I don’t think that the couple on South 11th Street should be allowed to stay there at those rent…but you’ve got to realize the crisis that exists for poorer ny’ers to find affordable housing. No one has addressed the issue of where the ‘creative’ and ‘service’ sector will live if the market continues to expand at its current rate. Small town America is dying because many of the youths are moving to bigger cities like nyc. Rents are going up and will continue to do so. Who will be interested in commuting 2 hrs to a restaurant to work as a chef or waiter? Only the desperate few. Which leads me to believe that there will be an eventual degradation of services. If you think it’s hard to find good help these days, what will it be like 10 years from now?
3:23, if you need a co-squatter in philly, look me up!
I have two tenants paying less than $200/mo. each for rent controled one bedroom apartments in a building I own in downtown Manhattan.
One’s a drunk who bothers the other tenants because he plays his tv at extreme levels most of the day and night.
The other’s a middle aged woman who I rarely see around.
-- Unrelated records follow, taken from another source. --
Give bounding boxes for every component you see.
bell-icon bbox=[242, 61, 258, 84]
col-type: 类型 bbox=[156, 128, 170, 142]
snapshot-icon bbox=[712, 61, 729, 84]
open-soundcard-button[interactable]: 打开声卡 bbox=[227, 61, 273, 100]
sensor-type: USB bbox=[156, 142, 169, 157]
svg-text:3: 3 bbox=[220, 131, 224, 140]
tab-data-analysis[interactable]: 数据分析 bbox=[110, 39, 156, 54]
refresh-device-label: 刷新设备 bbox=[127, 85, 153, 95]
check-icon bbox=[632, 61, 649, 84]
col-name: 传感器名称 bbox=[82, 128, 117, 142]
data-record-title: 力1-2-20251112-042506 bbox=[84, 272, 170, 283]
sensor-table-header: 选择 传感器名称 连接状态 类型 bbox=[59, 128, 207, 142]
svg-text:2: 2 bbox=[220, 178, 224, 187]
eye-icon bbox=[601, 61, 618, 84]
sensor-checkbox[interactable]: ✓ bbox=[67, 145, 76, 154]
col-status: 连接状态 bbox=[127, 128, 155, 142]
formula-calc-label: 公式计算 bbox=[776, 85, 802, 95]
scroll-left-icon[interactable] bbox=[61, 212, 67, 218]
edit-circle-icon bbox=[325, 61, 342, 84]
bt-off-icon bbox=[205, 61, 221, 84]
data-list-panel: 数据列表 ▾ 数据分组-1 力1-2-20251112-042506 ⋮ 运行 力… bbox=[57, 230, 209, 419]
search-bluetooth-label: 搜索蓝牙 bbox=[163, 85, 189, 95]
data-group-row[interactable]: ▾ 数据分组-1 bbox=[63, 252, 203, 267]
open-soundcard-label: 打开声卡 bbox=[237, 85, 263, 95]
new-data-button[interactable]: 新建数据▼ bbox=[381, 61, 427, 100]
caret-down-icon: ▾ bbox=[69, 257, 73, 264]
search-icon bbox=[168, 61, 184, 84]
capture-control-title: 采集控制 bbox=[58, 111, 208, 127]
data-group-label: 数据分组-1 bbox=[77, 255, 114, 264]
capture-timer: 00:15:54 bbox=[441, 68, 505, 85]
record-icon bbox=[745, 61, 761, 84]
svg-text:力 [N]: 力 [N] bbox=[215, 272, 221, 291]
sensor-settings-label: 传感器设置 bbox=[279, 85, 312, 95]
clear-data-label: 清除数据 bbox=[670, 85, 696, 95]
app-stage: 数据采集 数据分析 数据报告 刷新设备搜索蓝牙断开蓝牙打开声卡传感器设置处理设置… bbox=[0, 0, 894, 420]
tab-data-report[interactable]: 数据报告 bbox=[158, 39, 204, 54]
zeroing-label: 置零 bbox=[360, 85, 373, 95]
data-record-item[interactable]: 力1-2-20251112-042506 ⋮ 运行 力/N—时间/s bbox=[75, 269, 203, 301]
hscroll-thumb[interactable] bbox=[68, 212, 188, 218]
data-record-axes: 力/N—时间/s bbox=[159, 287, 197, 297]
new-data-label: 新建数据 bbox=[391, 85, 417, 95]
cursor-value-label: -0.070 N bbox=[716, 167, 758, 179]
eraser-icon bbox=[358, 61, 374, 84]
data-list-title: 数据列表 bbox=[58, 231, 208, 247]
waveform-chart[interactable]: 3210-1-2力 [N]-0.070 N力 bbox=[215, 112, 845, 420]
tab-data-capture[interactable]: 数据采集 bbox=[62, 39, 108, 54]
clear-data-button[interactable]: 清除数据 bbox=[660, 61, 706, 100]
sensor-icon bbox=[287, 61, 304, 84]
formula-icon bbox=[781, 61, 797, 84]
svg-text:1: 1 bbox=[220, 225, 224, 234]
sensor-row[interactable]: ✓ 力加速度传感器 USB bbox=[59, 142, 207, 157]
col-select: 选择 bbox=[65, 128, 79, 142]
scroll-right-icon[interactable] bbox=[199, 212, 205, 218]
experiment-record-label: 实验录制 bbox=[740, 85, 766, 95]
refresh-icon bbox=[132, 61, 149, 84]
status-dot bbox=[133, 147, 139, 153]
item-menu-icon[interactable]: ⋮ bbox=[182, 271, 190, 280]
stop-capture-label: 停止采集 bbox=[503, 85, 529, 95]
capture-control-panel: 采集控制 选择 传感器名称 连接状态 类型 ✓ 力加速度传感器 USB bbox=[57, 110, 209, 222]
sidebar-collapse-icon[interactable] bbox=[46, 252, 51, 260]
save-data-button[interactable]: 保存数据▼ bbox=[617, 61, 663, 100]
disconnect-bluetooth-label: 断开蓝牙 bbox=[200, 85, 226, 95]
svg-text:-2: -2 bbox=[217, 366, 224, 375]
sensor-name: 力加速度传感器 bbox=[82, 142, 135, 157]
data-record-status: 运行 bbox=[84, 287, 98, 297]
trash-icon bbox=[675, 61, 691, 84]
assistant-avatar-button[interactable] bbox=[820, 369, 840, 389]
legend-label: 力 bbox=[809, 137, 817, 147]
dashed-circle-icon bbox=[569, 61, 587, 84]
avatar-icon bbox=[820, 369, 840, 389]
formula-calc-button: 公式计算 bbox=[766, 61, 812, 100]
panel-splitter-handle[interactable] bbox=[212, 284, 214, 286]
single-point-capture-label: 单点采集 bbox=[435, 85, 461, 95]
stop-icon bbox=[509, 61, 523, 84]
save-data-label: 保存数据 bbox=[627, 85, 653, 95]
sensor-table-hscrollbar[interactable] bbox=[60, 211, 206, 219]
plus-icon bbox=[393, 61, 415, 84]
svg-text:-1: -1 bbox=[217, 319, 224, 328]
She probably has an apartment somewhere else too, but I can’t prove it.
I just got a heating bill of $3200.00 just for the month of February for the 22 unit building they live in.
Of course, as many of you point out, I have other tenants paying much higher rents, but why in the world is it fair for the City of New York to force me to subsidize these people?
Yes, I chose to be a landlord, but I assumed the rent laws would be abolished long ago. I assumed wrongly that the Courts would have stricken them down by now.
Did any of you morons ever think that people who currently live in Philly probably DON’T want your stuck-up ass moving in?
Stay with your own overblown kind or get shot in West Philly. Either way, I like it.